Tanto en música llamada seria como en la música popular, hay una pregunta que el compositor se hace indirectamente cada vez que se aventura en la loca y ardua tarea de realizar una obra. Indirectamente, porque lo hace ya a través de sus materiales musicales. Y no se pregunta sobre el por qué de su tarea. Esto, en el peor de los casos, ni si quiera puede ser planteado, ya que no existe para el verdadero artista una separación entre la vida y el crear. No es el arte una representación de la vida (y mucho menos de su propia vida) sino en todo caso, la vida misma es para el artista el sentido de su obrar, de su voluntad de poder. La pregunta debiera formularse en otra dirección:

Cómo puede uno afectar y ser afectado por tal o cual melodía? Qué conexiones cerebrales impensadas puede generar? Qué tipo de bodas inspira? Qué enemigo logra disuadir? Qué tristezas despejar? Qué nuevo tipo de sensibilidades despierta o necesita necesariamente para poder despertar, desplegar su alas y volar?
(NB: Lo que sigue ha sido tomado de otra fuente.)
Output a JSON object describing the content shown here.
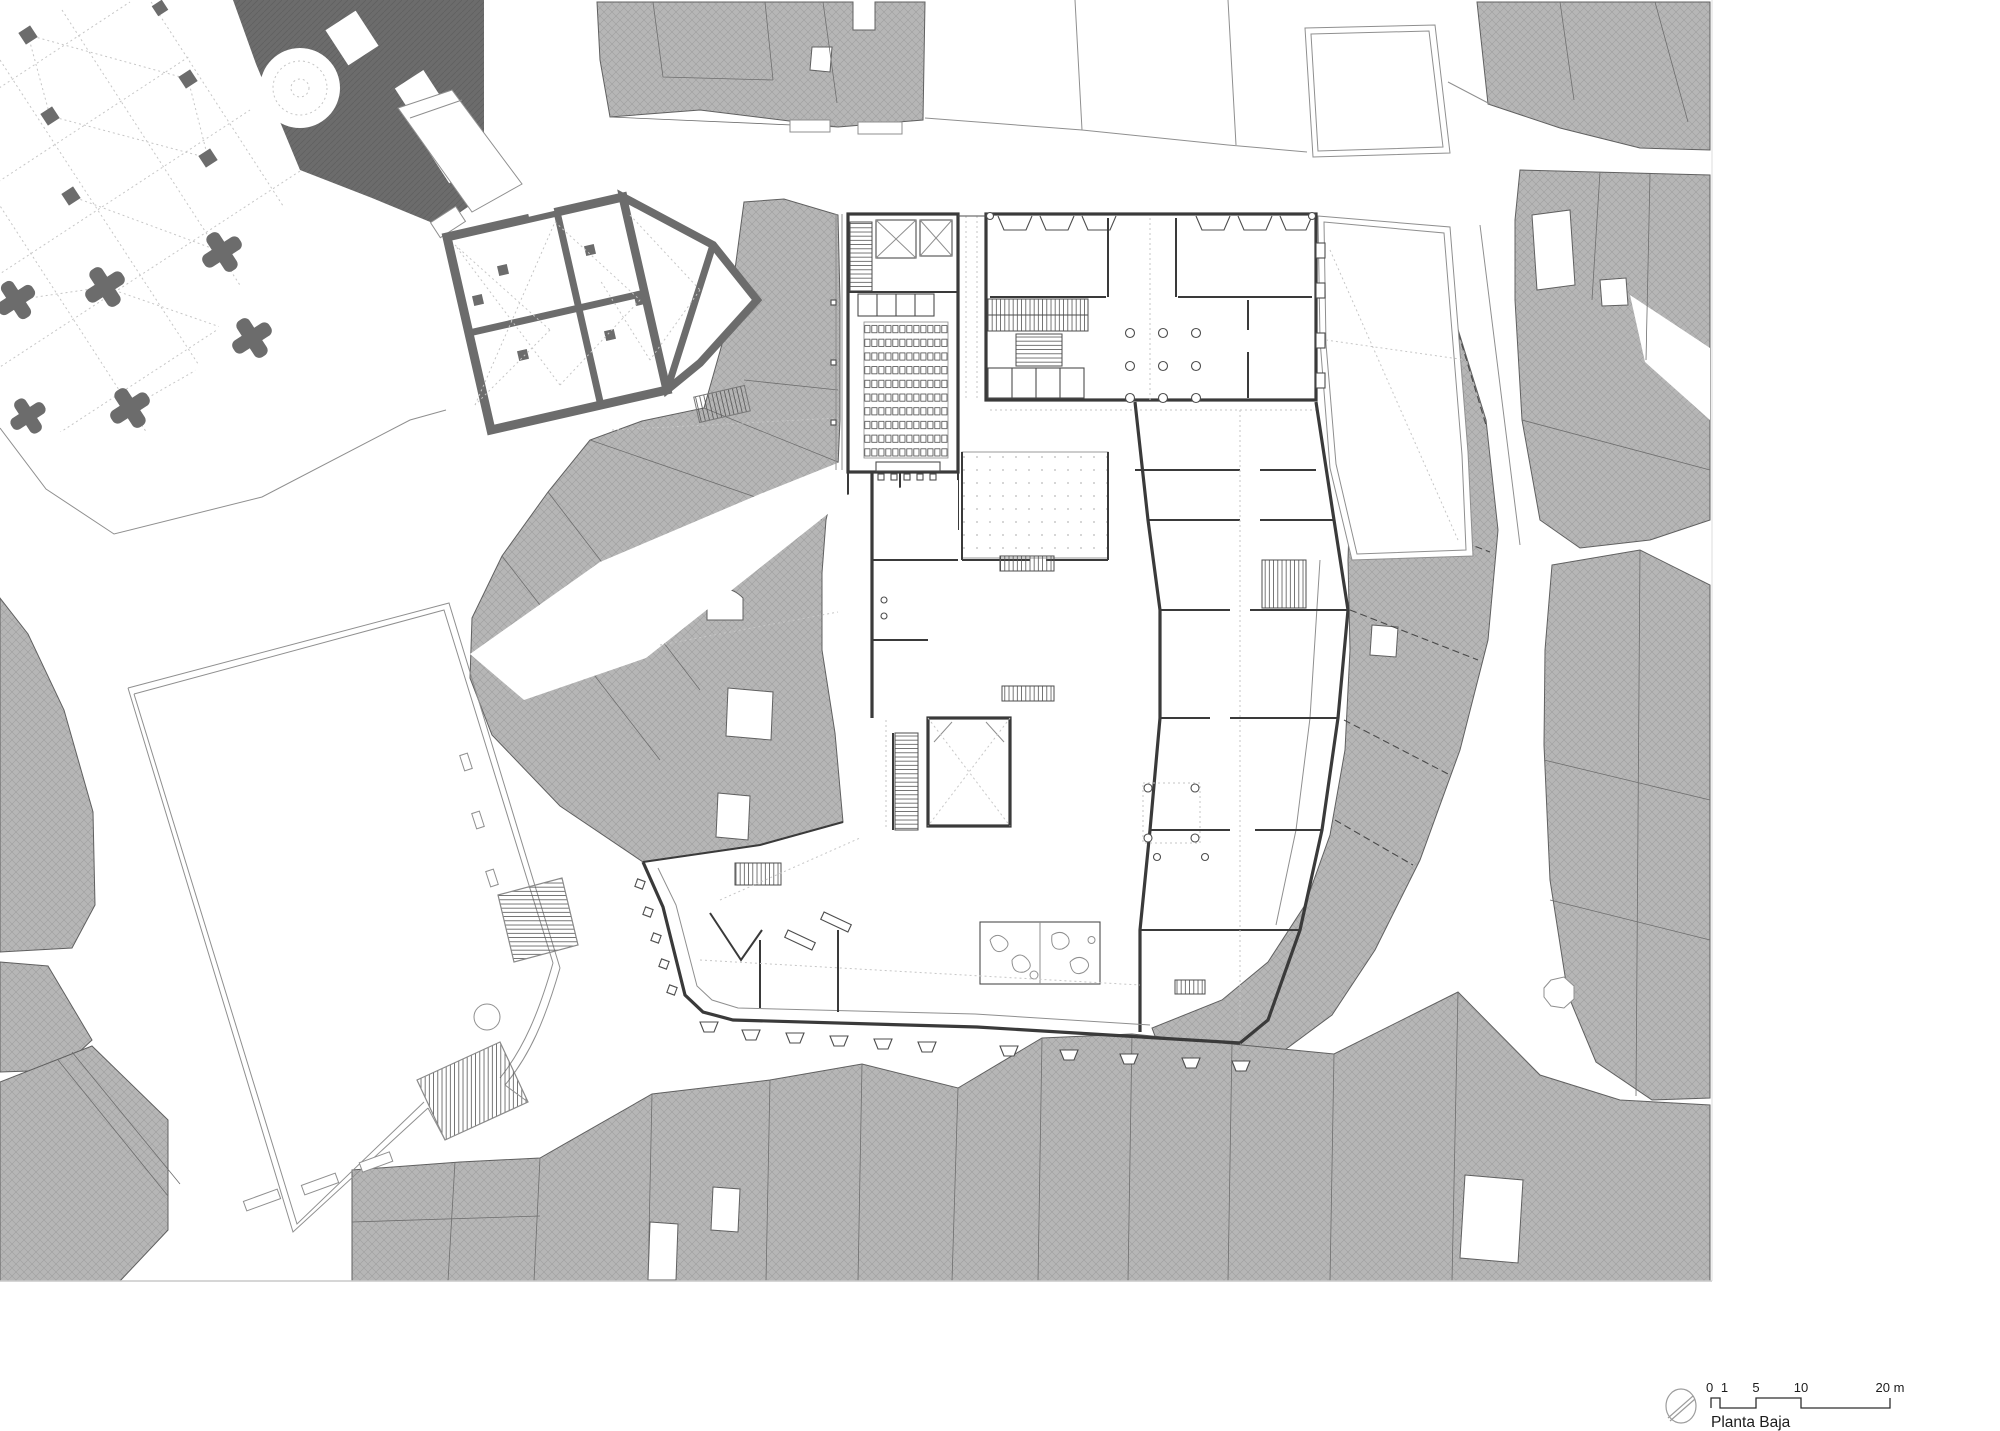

Con qué tipo de fuerzas nos conecta? Qué tipo de amores florece? Qué suerte de creencias infunde? Qué peligros?

HABLAR DE LA MUSICA

Hablar de la música es lo más difícil. Porque la música es mejor amiga del silencio que de los discursos, las charlas, las explicaciones, incluso de los conceptos. A lo sumo damos con conceptos musicales, nos debatimos con la musicalidad de las palabras, las ideas, los gestos, los colores. Pero hablar de música es un verdadero desafío, incluso siendo músico. Porque el músico cuando habla, se transforma irremediablemente en otra cosa, en pensador quizá. Se piensa con música, existe un pensamiento musical. Pero hablar o escribir sobre la música es casi una tarea imposible. Por eso el encuentro con el concepto de ritornelo y el concepto de percepto y afecto propuesto y retomado por Deleuze y Guattari, nos anima a hablar en ese borde entre lo que hacemos y sabemos musicalmente y lo que decimos y desconocemos filosóficamente.

QUE ES UNA CANCION? Una canción es un cristal de espacio-tiempo, un complejo de afectos (sensaciones autónomas, que afectan a aquellos que son atravesados por ellas) sostenido y soportado por materias muy diversas y heterogéneas. El sonido, las escalas, los acordes, las frecuencias, los materiales pulsados (madera, metal, cuerda) los silencios, las palabras, la poesía, el ritmo expresado, las duraciones mismas de cada uno de estos componentes como personajes independientes, la duración total de la pieza, las imágenes sensoriales que hacen eco en nuestra memoria reflejando cada segundo transcurrido en ese cristal. Las lágrimas que se nos caen en tal pasaje, el escalofrío que hace temblar la noche sonora bajo un techo de notas cósmicas. Las jóvenes multitudes amuchadas produciendo movimiento y calor al compás de un coro repetido. Eso también es una canción. Eso también puede una canción.

LA CANCION PRODUCE TIEMPO

Un grupo de personas escuchando música forman un efecto territorial de cuerpos que se acopla al propio territorio mismo de la canción, abriéndose y nutriéndose uno en otro. Ese cristal se hace en la medida que se despliega el tiempo. El tiempo no preexiste. Hay que poner play, hay que cantar, hay que pulsar para dar vida a un nuevo ritornelo y experimentar por primera vez esa sensación que sin embargo yace dormida, virtual, mientras nadie se anime a despertarla (desplegarla)

UNA CANCION HECHA DE AFECTOS

Por afectos entiendo las afecciones del cuerpo, por las cuales aumenta o disminuye, es favorecida o perjudicada, la potencia de obrar de ese mismo cuerpo, y entiendo al mismo tiempo las ideas de esas afecciones. (Spinoza. Etica. Pagina 172. Alianza)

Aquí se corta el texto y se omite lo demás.